Jesús Aguirre no halla contradicción entre estos planteamientos, prácticamente mágicos, y la práctica de la medicina moderna. ‘¿Por qué el médico tiene que acogerse sólo a lo científico y rehuir lo esotérico? Hasta el siglo XIX la medicina era empírica, se basaba en la experiencia. Quizás ahora nos encontremos en un punto demasiado científico’. Y concluye: ‘Esto es algo pintoresco, que no debe mirarse sólo desde el punto de vista material’.

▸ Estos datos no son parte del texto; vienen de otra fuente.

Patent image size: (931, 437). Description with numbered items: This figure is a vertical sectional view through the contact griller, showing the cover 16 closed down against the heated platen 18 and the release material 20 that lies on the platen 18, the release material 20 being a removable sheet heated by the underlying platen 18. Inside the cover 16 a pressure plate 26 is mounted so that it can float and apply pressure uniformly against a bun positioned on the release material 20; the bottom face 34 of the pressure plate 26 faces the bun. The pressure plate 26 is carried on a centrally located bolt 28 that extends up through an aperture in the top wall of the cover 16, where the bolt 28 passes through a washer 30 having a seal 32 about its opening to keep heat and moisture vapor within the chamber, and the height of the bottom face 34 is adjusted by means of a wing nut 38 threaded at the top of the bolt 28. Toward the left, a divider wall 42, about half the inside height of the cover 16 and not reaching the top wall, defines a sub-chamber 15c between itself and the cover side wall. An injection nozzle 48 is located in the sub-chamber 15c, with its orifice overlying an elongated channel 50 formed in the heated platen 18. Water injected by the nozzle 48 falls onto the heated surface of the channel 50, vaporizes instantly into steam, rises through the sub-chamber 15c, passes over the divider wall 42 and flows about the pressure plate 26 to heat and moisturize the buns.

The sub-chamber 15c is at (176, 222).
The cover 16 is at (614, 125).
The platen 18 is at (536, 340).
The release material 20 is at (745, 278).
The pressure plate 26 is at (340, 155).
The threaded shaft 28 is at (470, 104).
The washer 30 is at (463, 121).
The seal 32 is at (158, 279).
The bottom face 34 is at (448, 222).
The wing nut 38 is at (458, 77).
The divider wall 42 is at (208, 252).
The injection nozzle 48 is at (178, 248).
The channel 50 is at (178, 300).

Muchos doctores de la ciudad (todos colegiados, todos partidarios de mantenerse en el anonimato) manifiestan opiniones diferentes. Les parece una idea cuando menos exótica, ‘poco acorde con el espíritu científico que corresponde a un Colegio de Médicos’. Uno de ellos se cuestionaba, inquieto: ‘¿Pero vamos a volver a invocar a los dioses?’. Otro, pensando en términos más prácticos, decía: ‘Sólo espero que no le hagan pagar al Arcángel las cuotas atrasadas’.

MEDICINA Y MAGIA

Los propósitos que subyacen a este peculiar nombramiento, como explica Jesús Aguirre, presidente del Colegio de Médicos de Córdoba desde hace algo más de un año, pueden resumirse en dos. El primero, ‘unir la medicina de Dios y la de los hombres en beneficio de la salud de los cordobeses’. El segundo, ‘abrirnos a la sociedad de Córdoba, algo que está recogido dentro de la política del Colegio’, recalca Aguirre. ‘Y no se puede olvidar que san Rafael es una referencia fundamental para esta ciudad’. Por cierto que la Ilustre Hermandad del Arcángel San Rafael Custodio de Córdoba acogerá entre los suyos, a partir de mañana, a los miembros de la Junta Directiva del Colegio de Médicos, en una curiosa sinergia cofrade-sanitaria. Quizás este fenómeno, el de la colegiación del santo, pueda comprenderse también como un reconocimiento de una lejana realidad histórica; como una mirada hacia lo que fue la dura tarea de los médicos medievales, que tenían que enfrentarse a males tan desconocidos como inexplicables, que carecían de medios materiales que les permitiesen enfrentarse con éxito a la mayoría de las dolencias y que vivían en un medio marcado por la creencia y la superstición a partes iguales. Una manera simbólica, en fin, de recuperar los orígenes de una profesión muy antigua. Pero hay que tener presente que la medicina entra en el territorio de lo científico-técnico desde tiempos muy remotos. Ya desde el siglo V antes de Cristo se documenta la existencia de la llamada Medicina Hipocrática, que significa un giro de muchos grados en el concepto y en la práctica de la profesión, porque se pasa de entender la enfermedad como algo sobrenatural, regido por fuerzas incontrolables de origen divino, a observarla como algo comprensible, que puede estudiarse y que gobiernan las leyes de la razón. Esto significa que los dioses dejan de ser los protagonistas de la vida de las gentes, y que ya no son los que deciden quién debe ser castigado con el dolor o la muerte; por tanto, el diagnóstico y el pronóstico dejan de verificarse a través de prácticas mágicas y pasan a ser destrezas aprendidas a fuerza de experiencia y de intercambios de información. Y los agentes básicos de la curación ya no son sacerdotes ni hechiceros, elegidos por su especial capacidad de comunicación con la divinidad, sino médicos que saben qué hacer, cómo hacerlo y por qué hacerlo.